When in Rome


Roma– A Catholic’s Mecca, a historian’s delight, a food lover’s haven, a painter’s paradise and a traveller’s treasured dream place to go to. Let me share my experiences in the magical city of Rome and the Vatican.


When you go to Rome, it is advisable to stay close to the Vatican, since that is the centre of the city, all the tourist points are around the area, and most importantly, the hop-on hop-off busses begin their tour from the Vatican. Plus you also save on expensive taxi rides. I visited Rome with my friend Daphne and booked ourselves in a small boutique hotel which was a 5 minute walk from the Vatican.


We walked to the Vatican and signed up for a Hop-on-hop-off tour. It was priced at 14 euros per person, which was valid for 5 days. (This was in February 2013). These buses stop every half hour at each touristic hot-spot, and are the easiest way to cover the important points. Once you are in the bus, you are given a map and an audio guide which guides you as you drive through the historically rich city of Roma.

The first stop was the St.Peter’s Basilica. It’s best to go here early in the morning, when there is no queue. If not you’ll have to wait in the queue for hours together. Once we entered the Basilica, the pure splendour and magnificence of it enraptured my senses and I was speechless. I stood and breathed in the essence of the church, the high ceilings covered completely with intricate carvings and paintings, the exquisite flooring and the overwhelming beauty of the church. It was huge!  We then walked up to the top of the dome, which was around 700 steps, and once we reached on top, we could see the entire Vatican City and its gardens in all its manicured glory.

On our way out, we stopped at the famed Pieta, a masterpiece by Michelangelo, depicting Jesus on his mother’s lap, after his crucifixion. The pain on Mary’s face is so evident that it grips the viewer with a sense of sadness. This was the only signed piece of work by Michelangelo.

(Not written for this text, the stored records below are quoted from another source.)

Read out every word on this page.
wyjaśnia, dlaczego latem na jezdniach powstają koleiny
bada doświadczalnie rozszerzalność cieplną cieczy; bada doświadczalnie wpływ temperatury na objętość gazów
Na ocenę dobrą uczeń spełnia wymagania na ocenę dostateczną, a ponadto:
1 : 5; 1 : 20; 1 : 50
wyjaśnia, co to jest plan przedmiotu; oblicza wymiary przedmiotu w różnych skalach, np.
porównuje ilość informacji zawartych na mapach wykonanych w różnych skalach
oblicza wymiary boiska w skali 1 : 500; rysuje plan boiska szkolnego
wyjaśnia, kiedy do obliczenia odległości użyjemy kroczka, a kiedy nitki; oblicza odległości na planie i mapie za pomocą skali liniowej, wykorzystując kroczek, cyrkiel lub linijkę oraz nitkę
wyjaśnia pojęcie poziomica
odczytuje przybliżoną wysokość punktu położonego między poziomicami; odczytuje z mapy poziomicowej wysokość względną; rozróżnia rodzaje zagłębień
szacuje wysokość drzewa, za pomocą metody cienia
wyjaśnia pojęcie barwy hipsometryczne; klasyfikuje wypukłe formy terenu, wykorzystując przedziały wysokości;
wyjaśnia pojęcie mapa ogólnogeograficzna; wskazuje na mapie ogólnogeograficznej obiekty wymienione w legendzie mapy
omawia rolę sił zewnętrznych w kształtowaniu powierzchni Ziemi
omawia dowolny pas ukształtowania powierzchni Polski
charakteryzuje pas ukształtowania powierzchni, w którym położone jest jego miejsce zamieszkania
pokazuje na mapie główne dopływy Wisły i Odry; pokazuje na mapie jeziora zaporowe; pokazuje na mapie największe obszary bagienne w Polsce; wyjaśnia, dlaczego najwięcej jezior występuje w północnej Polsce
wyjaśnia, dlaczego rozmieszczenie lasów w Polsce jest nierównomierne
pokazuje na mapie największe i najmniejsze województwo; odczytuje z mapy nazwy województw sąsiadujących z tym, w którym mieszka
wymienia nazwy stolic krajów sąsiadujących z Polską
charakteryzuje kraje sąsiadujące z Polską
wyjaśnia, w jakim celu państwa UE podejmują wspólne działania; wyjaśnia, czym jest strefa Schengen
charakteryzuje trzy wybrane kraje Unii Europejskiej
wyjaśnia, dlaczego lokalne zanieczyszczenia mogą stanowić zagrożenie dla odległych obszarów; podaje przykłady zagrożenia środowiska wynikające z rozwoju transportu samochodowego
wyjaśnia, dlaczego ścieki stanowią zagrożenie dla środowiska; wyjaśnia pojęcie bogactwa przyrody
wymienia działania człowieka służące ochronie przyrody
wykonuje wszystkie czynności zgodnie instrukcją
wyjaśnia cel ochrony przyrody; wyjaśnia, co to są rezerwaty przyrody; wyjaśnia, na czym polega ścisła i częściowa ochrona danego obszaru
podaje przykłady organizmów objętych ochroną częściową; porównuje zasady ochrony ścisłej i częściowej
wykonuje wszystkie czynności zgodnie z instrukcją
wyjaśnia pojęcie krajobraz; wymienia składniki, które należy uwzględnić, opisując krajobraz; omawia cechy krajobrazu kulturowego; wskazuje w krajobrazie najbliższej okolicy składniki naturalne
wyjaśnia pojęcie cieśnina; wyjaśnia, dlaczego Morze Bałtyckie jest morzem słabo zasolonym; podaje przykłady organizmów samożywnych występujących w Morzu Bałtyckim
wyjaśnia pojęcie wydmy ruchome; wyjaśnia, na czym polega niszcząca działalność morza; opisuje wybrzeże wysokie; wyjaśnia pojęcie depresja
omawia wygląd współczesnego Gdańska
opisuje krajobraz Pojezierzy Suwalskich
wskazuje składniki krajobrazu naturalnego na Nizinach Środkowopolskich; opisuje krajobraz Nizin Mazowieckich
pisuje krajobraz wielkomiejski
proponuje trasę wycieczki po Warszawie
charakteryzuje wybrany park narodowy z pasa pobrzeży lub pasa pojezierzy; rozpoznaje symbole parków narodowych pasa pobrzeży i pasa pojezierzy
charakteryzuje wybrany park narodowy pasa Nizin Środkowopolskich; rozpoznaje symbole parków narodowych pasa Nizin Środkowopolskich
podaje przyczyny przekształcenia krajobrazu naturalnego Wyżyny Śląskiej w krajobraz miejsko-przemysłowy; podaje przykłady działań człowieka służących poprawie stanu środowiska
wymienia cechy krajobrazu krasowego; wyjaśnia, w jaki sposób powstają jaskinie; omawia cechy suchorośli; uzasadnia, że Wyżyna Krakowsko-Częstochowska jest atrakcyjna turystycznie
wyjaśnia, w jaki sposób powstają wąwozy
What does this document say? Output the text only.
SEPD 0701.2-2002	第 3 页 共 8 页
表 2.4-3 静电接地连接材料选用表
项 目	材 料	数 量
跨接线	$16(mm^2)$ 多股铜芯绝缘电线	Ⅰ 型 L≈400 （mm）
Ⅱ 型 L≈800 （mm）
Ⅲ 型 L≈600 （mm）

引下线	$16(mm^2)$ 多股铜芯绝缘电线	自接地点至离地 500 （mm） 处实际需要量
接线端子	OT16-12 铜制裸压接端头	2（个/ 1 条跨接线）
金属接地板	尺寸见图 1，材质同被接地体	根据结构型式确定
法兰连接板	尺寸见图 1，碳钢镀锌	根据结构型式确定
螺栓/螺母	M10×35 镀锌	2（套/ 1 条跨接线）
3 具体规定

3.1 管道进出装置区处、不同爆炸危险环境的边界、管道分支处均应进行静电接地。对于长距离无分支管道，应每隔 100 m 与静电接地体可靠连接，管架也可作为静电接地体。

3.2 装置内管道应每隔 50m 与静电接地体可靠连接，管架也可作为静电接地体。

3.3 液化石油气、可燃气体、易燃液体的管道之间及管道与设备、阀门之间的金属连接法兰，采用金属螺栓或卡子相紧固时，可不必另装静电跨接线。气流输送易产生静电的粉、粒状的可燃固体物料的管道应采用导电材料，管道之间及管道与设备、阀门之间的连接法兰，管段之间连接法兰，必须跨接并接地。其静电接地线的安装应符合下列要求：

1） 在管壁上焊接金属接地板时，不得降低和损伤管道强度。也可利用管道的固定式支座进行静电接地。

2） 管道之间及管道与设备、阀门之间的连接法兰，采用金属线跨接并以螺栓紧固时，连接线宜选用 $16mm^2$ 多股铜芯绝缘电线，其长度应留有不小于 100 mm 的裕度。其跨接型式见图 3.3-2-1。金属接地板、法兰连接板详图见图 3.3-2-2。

One of my favourite stops of the tour was the Fontana Di Trevi or the Trevi Fountain. While some say that throwing a coin into the fountain ensures your deepest desire becomes a reality, others say that it guarantees your return to Roma. Regardless of whether these legends are true, the Fontana Di Trevi is a magical place and one of the most beautiful fountains in the world, with magnificent carvings and clear blue green water. An interesting fact I heard about this fountain is that the coins thrown in amounts to 2000 to 3000 euros daily, and this money is then used to provide groceries to poor people at subsidised rates.

Another must-see is of course the colosseum. One of the greatest examples of Roman architecture, it happens to be the largest amphitheatre of the Roman Empire, It was initially used for gladiator fights.

Spend at least a couple of hours inside the Sistine Chapel. Dripping with history and the most admired paintings, it’s truly a painter’s paradise. The ceiling of the Sistine Chapel was painted by Michelangelo over a period of 4 years and it is covered with one masterpiece after another. It is indeed unfortunate that you are not allowed to take any pictures inside the Sistine Chapel. Nevertheless, we sat and absorbed the beauty of the chapel enough to last us a lifetime!


There are so many wonderful souvenirs you can get home from Rome. Don’t miss out on a photo opportunity with the Gladiators. Although they charge a bomb of 5 euros per person/picture, it is indeed a memorable memento to treasure. You can also buy beautiful paintings of the most famous sights in Roma. A printed copy of the paintings cost around 3 euros while an original painting would cost you 125 euros. I also bought a bottle of olive oil- how could I come home to a mother who loves cooking with olive oil, without a sample from Italy! Italian leather ballerinas were a great buy too. They’re supremely comfortable and long lasting. Other lovely mementos I picked up was a beautiful rosary from the Vatican museum. It is the very essence of Rome and the Vatican city.


The cappuccino in Rome is to die for- creamy and delicious, but beware of a strange Italian norm. If you stand in the café and drink the cappuccino it costs you 1 to1.50 euros, but if you sit down at a table and have the same cappuccino, you’ll end up paying 5 to 6 euros.


You are in Italy, an you can’t come away without trying their pizzas and pastas, can you? You can step into any café on the street and be sure they’ll serve you tasty pizzas. Enjoy it with a glass of wine, or beer, or your choice of drink! It’s the perfect way to relax after all the walking and the shopping.

No matter what your interests are, Rome is one place you won’t come away disappointed. It has something for everyone!